予想通り、中の人間にもダメージが通った様だな。
[良い腕だ、ウィザード33。]
[オイオイ、俺より先に撃たれたのは初めてだぜ。]
チャーリー曹長機は砲撃支援重視のため、普通の機体よりロックオンの距離が長い。
だが、俺のようにマニュアル撃ちをする奴には、最早ロックオンは関係ない。
武器の最大射程距離が、そのまま有効射程距離だ。
「一番槍は頂きましたよ!」
軽口を叩きつつ、ローラーダッシュで機体を左右に大きく振りながら、追加のオートカノンを連射する。
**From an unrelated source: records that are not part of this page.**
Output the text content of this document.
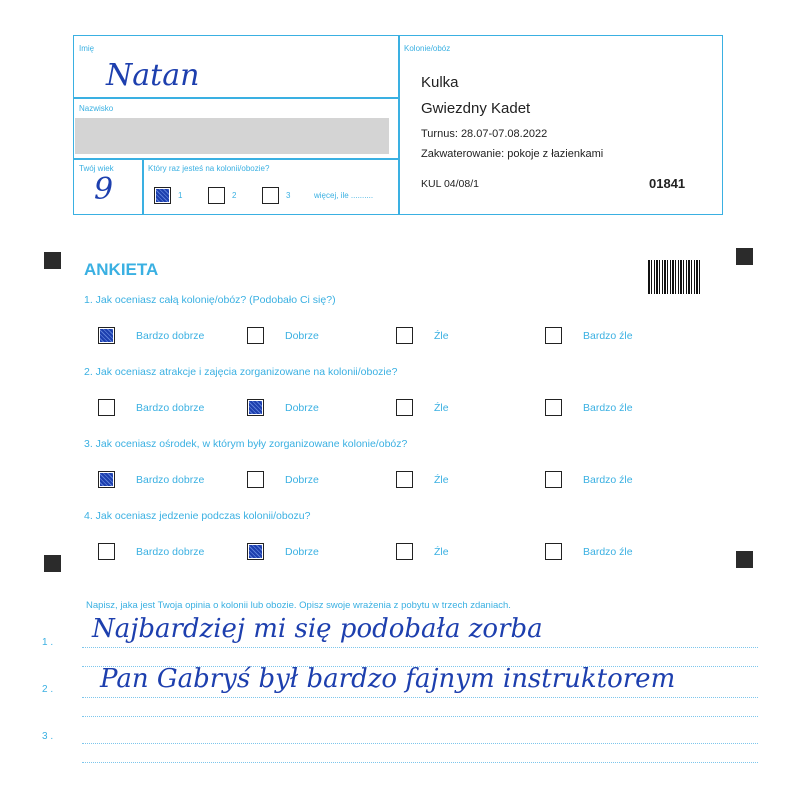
Imię
Natan
Nazwisko
Twój wiek
9
Który raz jesteś na kolonii/obozie?
1	2	3	więcej, ile ..........
Kolonie/obóz
Kulka
Gwiezdny Kadet
Turnus: 28.07-07.08.2022
Zakwaterowanie: pokoje z łazienkami
KUL 04/08/1	01841
ANKIETA
1. Jak oceniasz całą kolonię/obóz? (Podobało Ci się?)
Bardzo dobrze	Dobrze	Źle	Bardzo źle
2. Jak oceniasz atrakcje i zajęcia zorganizowane na kolonii/obozie?
Bardzo dobrze	Dobrze	Źle	Bardzo źle
3. Jak oceniasz ośrodek, w którym były zorganizowane kolonie/obóz?
Bardzo dobrze	Dobrze	Źle	Bardzo źle
4. Jak oceniasz jedzenie podczas kolonii/obozu?
Bardzo dobrze	Dobrze	Źle	Bardzo źle
Napisz, jaka jest Twoja opinia o kolonii lub obozie. Opisz swoje wrażenia z pobytu w trzech zdaniach.
1 . Najbardziej mi się podobała zorba
2 . Pan Gabryś był bardzo fajnym instruktorem
3 .
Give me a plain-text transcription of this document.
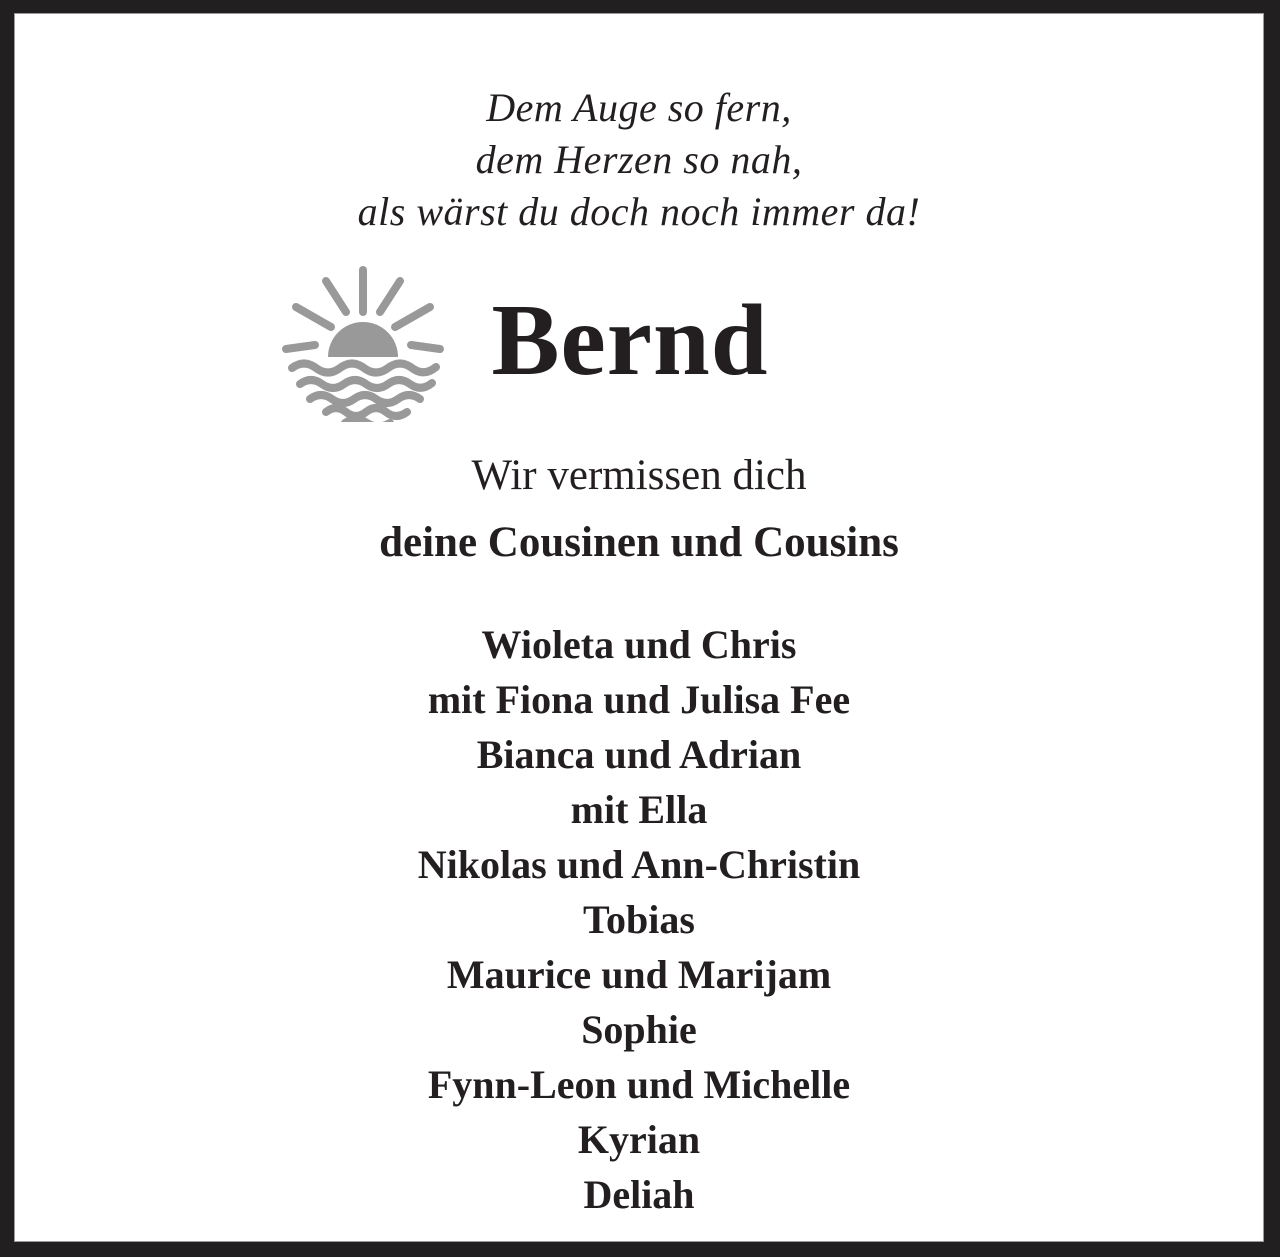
Dem Auge so fern,
dem Herzen so nah,
als wärst du doch noch immer da!
Bernd
Wir vermissen dich
deine Cousinen und Cousins
Wioleta und Chris
mit Fiona und Julisa Fee
Bianca und Adrian
mit Ella
Nikolas und Ann-Christin
Tobias
Maurice und Marijam
Sophie
Fynn-Leon und Michelle
Kyrian
Deliah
2機目の敵アイリスの左腕部オートカノンを飛ばしたが、そこで上半身の旋回が追い付いたらしく、残った右腕部のバルカン砲を乱射してくる。
「この距離で致命弾が当たるかよ!」
数発機体に命中はするが、所詮はデタラメに撃っているだけだ。
生身なら1発で致命傷でも、AHMはそうでは無い。
[ホイッと、ナイス陽動だウィザード33。]
ウィザード32の長距離ミサイルを2発まともに食らい、敵アイリスは爆炎を上げて転倒する。
[俺も活躍しないとなぁ!]
ウィザード31がそのシールドで敵の攻撃を引きつけている間に、ウィザード34が敵アイリスの側面からオートカノンと9連短距離ミサイルを叩き込む。
まともに全弾を受けた敵アイリスは上半身が爆発四散し、残された脚部だけが数歩虚しく歩き、そして轟音をあげて地面に転倒していた。
混乱し始めた敵の陣地に、ファルケの両肩に設置された小型バルカン砲を乱射し、面制圧をする。
迫撃砲陣地、人、戦車。
何もかもが細切れになっていくその戦場で、俺は唯々、強すぎる力に恐怖を感じていた。